Mario Bava, écolo avant l’heure, créateur d’un monstre homicide conscient ? Non point : tout l’art du réalisateur consiste à dépeindre, avec une photo de toute beauté et un lyrisme merveilleux, l’inéluctabilité de cette « réaction en chaîne » de destruction. Point besoin de monstre (malgré l’omniprésence d’yeux scrutateurs et inquiétants dans le film, évoquant un Hecatoncheires meurtrier) lorsque l’humain est là pour occire son prochain. À mesure que le récit progresse, l’onirisme devient de plus en présent, emportant un spectateur chez qui le sentiment d’horreur est bien plus d’ordre moral — à la fois devant sa ressemblance avec les victimes, et devant sa jubilation prospective de voir ainsi s’aligner les morts. Sean S. Cunningham, découvrant le film sous le titre étonnant de La Dernière Maison sur la gauche 2 (alors que le premier épisode sera tourné un an plus tard par Wes Craven – un film que Cunningham produira, d’ailleurs), va fortement s’inspirer de La Baie sanglante pour son Vendredi 13 – une parenté qui permet de mesurer la distance entre les problématiques abordées par le jeune réalisateur américain et le maître italien. Pour faire justice au film, le legs de La Baie sanglante ne doit donc pas être considéré à l’aune des myriades de slashers qui découleront du film de Bava, mais bien en redécouvrant les prodigieuses qualités de photographe, metteur en scène et scénariste de Bava. Il n’est pas trop tard.
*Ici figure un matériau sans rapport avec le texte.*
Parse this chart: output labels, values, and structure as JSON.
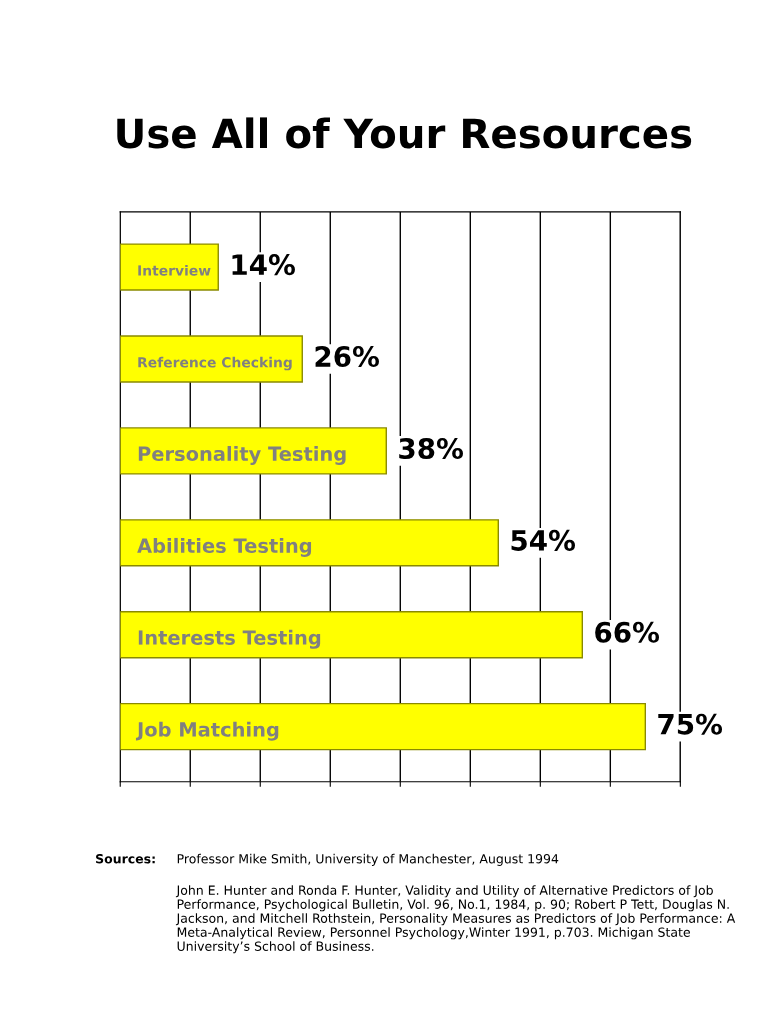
{
  "chart_data": {
    "type": "bar",
    "orientation": "horizontal",
    "title": "Use All of Your Resources",
    "categories": [
      "Interview",
      "Reference Checking",
      "Personality Testing",
      "Abilities Testing",
      "Interests Testing",
      "Job Matching"
    ],
    "values": [
      14,
      26,
      38,
      54,
      66,
      75
    ],
    "value_labels": [
      "14%",
      "26%",
      "38%",
      "54%",
      "66%",
      "75%"
    ],
    "color": "#ffff00",
    "xlim": [
      0,
      80
    ],
    "xticks": [
      {
        "value": 0,
        "label": null
      },
      {
        "value": 10,
        "label": null
      },
      {
        "value": 20,
        "label": null
      },
      {
        "value": 30,
        "label": null
      },
      {
        "value": 40,
        "label": null
      },
      {
        "value": 50,
        "label": null
      },
      {
        "value": 60,
        "label": null
      },
      {
        "value": 70,
        "label": null
      },
      {
        "value": 80,
        "label": null
      }
    ],
    "grid": "x",
    "annotations": [
      "Sources:",
      "Professor Mike Smith, University of Manchester, August 1994",
      "John E. Hunter and Ronda F. Hunter, Validity and Utility of Alternative Predictors of Job Performance, Psychological Bulletin, Vol. 96, No.1, 1984, p. 90; Robert P Tett, Douglas N. Jackson, and Mitchell Rothstein, Personality Measures as Predictors of Job Performance: A Meta-Analytical Review, Personnel Psychology,Winter 1991, p.703. Michigan State University’s School of Business."
    ]
  }
}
En complément de ce film majeur, sont proposés divers suppléments de grande qualité : un entretien, passionnant comme toujours, avec Jean-Pierre Dionnet, une analyse du film par Hélène Thoron de Split Screen, une chronique (cachée) de Gilles Esposito de Mad Movies et une splendide bande-annonce, au moins aussi audacieuse formellement que le film lui-même. La pièce de choix réside cependant dans un document cinéphilique des plus appréciables : l’émission L’Ospite delle Due dans laquelle Mario Bava et Carlo Rambaldi reviennent sur leur métier, et surtout sur leur art des trucages visuels. Une gourmandise pour tous les amateurs de films de genre, et un document simplement indispensable pour comprendre ce cinéma-là.